Oleh: Nazila Khoerunnisa

Beberapa waktu belakangan, dunia dikejutkan dengan pandemi virus corona yang melanda manca negara, begitupun Indonesia. Tidak ada yang menyangka bahwa virus corona tersebut mengguncang segala aspek lini sosial kehidupan manusia. Umat manusia terkejut dengan dampak yang ditimbulkan oleh virus tersebut. Bahkan, setiap negara memiliki kebijakan tersendiri dalam menghadapi situasi pandemi ini.

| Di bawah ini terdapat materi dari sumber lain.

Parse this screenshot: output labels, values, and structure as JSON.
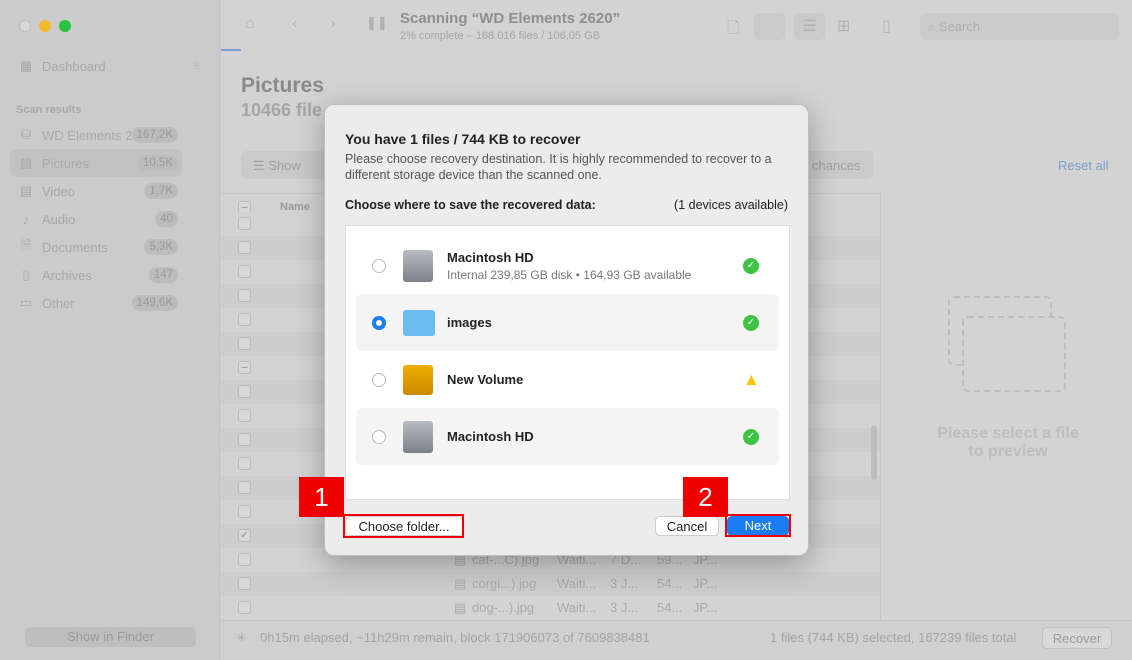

Covid 19 menjadi bencana global yang tidak memilih targetnya berdasarkan pertimbangan agama, suku dan budaya serta aliran. Setiap person berpotensi terjangkit apabila kualitasi tubuh tidak kuat, tidak menerapkan pola hidup sehat atau tidak menjaga jarak (phsysical distancing). (Saenong, 2020: 2) Oleh karena itu, virus tersebut ciptaan Allah yang kemungkinan dapat menyasar seluruh hamba-hamba-Nya, baik yang menjalankan kesalehan spritual maupun tidak. Kesalehan spritual tidak menjadi suatu jaminan akan terhindar dari covid 19 tersebut. Allah swt. berfirman dalam QS al-Anfal/8: 25:

“Dan peliharalah dirimu dari pada siksaan yang tidak khusus menimpa orang-orang yang lalim saja di antara kalian. Dan ketahuilah bahwa Allah amat keras”. (Kementerian Agama, 2004)

Dampak virus corona yang paling mencolok dalam kehidupan keberagaman manusia, lebih khusus umat Islam. Penerapan sosial distancing (jaga jarak) memaksa pemerintah untuk memberikan anjuran untuk sementara waktu mesjid tidak digunakan seperti sedia kala, sekolah dan kampus tutup sehingga proses belajar mengajar dilakukan di rumah via daring, serta anjuran salat berjamaah dan salat Jumat di masjid ditiadakan sementara waktu.

Fakta itu menimbulkan polemik di tengah masyarakat termasuk dalam sebagian umat Islam itu sendiri. Sebagian memahami bahwa penutupan tempat ibadah karena virus corona tersebut sesuatu yang seharusnya dan sewajarnya, tetapi sebagian yang lain mengesampingkan dampak dari virus corona dengan menyayangkan penutupan tempat ibadah tersebut.

Oleh karena itu, berdasarkan fakta-fakta itu, perlu dipahami lebih jauh lagi bahwa dalam situasi pandemi seperti ini di luar nalar dan jangkauan umat itu sendiri. Moderasi beragama menjadi sesuatu yang mutlak dimaksimalkan dalam menghadapi dampak situasi yang tidak normal tersebut. Masyarakat harus mampu bersikap moderat dalam menjalani kehidupan keberagamannya, bukan dengan memberikan propaganda di berbagai aspek, misalnya memberikan status tertentu di media sosial miliknya.

Moderat menjadi sebuah kata yang seringkali disalahartikan dalam kehidupan sosial beragama di Indonesia. Ada sebagian masyarakat yang menganggap bahwa orang yang moderat tidak memiliki keteguhan dalam pendirian, tidak serius, bahkan tidak menjalankan ajaran agama dengan sungguh-sungguh. Moderat disalahartikan dengan sebagai kompromi keyakinan secara teologi antara satu agama dan agama yang lain. (Kementerian Agama, 2019: 12-13)

Moderat harus dipahami dengan percaya diri terhadap ajaran agama yang mengajarkan prinsip adil dan berimbang yang mengarahkan pada kebenaran pada tujuan subtantif dari agama itu sendiri. Umat Islam harus lebih moderat dalam menjalankan agama. Keadaan beragama di tengah covid 19 ini tentu berbeda dengan sebelumnya. Misalnya, bulan Ramadan kali ini tidak dijalankan seperti tahun-tahun sebelumnya, salat tarawih yang dikerjakan di masjid-masjid, ramadan kali ini dijalankan di rumah masing-masing tanpa mengurangi kesakralan amalan-amalan selama bulan Ramadan.